You already know that, but here is the explanation for other readers. From the docs:

Streams are lazy; computation on the source data is only performed when the terminal operation is initiated, and source elements are consumed only as needed.

Every intermediate operation of Stream, such as filter() or limit() is actually just some kind of setter that initializes the stream's options.

When you call a terminal operation, such as forEach(), collect() or count(), that's when the computation happens, processing items following the pipeline previously built.

This is why limit()'s argument is evaluated before a single item has gone through the first step of the stream. That's why you need to end the stream with a terminal operation, and start a new one with the limit() you'll then know.

More detailed answer about why not allow it for parallel streams

Let your stream pipeline be step X > step Y > step Z.

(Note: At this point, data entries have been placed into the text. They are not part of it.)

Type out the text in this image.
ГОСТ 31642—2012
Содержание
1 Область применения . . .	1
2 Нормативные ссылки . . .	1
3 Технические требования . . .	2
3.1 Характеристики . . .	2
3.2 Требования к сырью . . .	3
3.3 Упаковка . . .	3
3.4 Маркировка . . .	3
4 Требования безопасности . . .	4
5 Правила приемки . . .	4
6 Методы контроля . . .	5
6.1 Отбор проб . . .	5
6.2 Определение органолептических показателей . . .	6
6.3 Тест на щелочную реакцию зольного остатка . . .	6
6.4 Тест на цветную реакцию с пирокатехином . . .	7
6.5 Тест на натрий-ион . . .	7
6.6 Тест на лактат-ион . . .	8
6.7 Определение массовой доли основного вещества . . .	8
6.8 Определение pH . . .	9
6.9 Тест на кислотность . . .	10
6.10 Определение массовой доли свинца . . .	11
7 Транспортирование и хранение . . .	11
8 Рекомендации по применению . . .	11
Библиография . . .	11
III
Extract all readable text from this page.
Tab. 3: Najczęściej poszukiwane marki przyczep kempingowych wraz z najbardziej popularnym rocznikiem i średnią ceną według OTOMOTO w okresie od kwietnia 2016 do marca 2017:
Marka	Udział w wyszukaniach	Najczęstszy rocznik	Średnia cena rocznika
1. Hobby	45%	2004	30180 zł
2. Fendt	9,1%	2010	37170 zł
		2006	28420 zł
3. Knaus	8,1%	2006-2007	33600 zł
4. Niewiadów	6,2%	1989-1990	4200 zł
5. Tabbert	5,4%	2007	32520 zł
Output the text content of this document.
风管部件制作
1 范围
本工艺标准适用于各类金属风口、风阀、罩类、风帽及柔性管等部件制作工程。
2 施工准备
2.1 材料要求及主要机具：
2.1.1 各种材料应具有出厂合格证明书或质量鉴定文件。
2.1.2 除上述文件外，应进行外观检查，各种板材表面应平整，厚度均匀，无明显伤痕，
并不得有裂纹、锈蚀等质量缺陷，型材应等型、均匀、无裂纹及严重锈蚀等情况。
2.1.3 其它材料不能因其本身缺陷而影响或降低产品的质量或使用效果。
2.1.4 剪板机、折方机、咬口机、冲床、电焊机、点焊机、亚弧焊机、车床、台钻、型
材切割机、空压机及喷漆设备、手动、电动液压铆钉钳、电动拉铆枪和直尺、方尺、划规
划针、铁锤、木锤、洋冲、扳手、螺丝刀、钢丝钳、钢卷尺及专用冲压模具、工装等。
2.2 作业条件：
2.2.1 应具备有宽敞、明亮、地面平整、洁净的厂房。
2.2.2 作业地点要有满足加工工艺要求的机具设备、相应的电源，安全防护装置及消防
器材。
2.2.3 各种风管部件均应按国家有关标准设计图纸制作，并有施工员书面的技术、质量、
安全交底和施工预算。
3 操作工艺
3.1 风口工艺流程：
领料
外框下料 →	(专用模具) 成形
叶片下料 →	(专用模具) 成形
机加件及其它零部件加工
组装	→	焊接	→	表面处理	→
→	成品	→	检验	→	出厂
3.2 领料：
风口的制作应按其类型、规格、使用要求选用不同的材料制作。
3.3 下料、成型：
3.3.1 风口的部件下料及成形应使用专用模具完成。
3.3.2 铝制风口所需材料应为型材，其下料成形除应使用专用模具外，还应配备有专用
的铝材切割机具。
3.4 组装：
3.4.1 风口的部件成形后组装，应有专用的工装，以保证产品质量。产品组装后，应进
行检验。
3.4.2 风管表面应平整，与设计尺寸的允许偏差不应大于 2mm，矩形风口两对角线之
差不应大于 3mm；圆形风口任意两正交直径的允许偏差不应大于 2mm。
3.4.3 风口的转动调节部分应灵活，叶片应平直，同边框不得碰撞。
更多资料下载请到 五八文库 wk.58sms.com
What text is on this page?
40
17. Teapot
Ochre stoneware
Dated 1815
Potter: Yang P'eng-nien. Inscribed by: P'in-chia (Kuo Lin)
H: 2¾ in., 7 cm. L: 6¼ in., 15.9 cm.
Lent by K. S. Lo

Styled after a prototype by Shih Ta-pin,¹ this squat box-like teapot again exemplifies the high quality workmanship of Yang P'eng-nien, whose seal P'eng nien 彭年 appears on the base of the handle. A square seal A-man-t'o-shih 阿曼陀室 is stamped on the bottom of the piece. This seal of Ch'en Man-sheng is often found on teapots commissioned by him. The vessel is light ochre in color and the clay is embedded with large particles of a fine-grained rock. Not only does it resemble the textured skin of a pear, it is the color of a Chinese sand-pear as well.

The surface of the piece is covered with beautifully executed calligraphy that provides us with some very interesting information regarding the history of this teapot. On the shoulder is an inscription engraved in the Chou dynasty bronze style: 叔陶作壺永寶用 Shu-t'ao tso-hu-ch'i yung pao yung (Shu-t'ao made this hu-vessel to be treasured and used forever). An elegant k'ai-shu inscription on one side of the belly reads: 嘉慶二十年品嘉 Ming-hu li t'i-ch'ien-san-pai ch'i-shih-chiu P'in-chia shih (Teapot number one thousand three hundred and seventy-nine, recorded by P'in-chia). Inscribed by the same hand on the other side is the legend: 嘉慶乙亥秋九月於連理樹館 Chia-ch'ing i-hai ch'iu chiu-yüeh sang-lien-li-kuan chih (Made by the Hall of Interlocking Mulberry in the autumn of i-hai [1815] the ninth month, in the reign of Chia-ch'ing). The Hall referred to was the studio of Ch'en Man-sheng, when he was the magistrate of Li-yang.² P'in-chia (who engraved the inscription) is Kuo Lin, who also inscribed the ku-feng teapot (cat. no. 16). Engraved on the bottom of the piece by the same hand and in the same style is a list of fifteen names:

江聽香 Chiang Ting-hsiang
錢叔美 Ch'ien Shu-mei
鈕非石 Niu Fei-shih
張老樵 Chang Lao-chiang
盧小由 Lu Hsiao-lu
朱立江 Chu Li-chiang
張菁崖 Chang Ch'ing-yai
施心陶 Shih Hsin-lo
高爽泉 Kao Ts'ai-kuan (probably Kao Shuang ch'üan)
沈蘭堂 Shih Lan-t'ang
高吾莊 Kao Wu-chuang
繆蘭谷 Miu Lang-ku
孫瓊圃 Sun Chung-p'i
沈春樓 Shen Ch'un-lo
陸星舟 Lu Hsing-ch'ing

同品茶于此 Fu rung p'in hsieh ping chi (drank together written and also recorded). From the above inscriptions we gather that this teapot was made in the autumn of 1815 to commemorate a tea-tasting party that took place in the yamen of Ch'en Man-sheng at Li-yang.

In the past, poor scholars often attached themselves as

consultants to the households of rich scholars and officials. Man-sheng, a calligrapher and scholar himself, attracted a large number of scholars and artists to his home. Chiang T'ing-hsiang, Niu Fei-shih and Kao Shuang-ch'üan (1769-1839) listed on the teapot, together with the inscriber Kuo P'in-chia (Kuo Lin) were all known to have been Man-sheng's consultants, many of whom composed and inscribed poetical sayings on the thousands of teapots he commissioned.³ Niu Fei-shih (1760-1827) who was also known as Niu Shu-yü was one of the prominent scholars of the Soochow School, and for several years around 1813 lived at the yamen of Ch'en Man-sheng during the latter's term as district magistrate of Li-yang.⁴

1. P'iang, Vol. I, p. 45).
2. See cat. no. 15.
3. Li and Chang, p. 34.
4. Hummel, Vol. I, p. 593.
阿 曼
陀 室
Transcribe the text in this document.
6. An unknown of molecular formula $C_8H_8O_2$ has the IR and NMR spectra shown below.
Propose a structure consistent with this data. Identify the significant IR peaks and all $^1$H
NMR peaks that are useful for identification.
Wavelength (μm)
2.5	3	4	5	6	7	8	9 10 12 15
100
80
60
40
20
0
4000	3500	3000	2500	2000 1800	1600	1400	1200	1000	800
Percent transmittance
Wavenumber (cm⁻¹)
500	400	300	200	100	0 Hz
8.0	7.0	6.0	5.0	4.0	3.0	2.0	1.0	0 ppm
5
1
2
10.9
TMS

We want parallel treatment of our items. Therefore, if we allow step Y's behavior to depend on the items that already went through X, then Y is non deterministic. This is because at the moment an item arrives at step Y, the set of items that have already gone through X won't be the same across multiple executions (because of the threading).

More detailed answer about why not allow it for non-parallel streams

A stream, by definition, is used to process the items in a flow. You could think of a non-parallel stream as follows: one single item goes through all the steps, then the next one goes through all the steps, etc. In fact, the doc says it all:

The elements of a stream are only visited once during the life of a stream. Like an Iterator, a new stream must be generated to revisit the same elements of the source.

If streams didn't work like this, it wouldn't be any better than just do each step on the whole collection before going to the next step. That would actually allow mutable parameters in non-parallel streams, but it would probably have a performance impact (because we would iterate multiple times over the collection). Anyway, their current behavior does not allow what you want.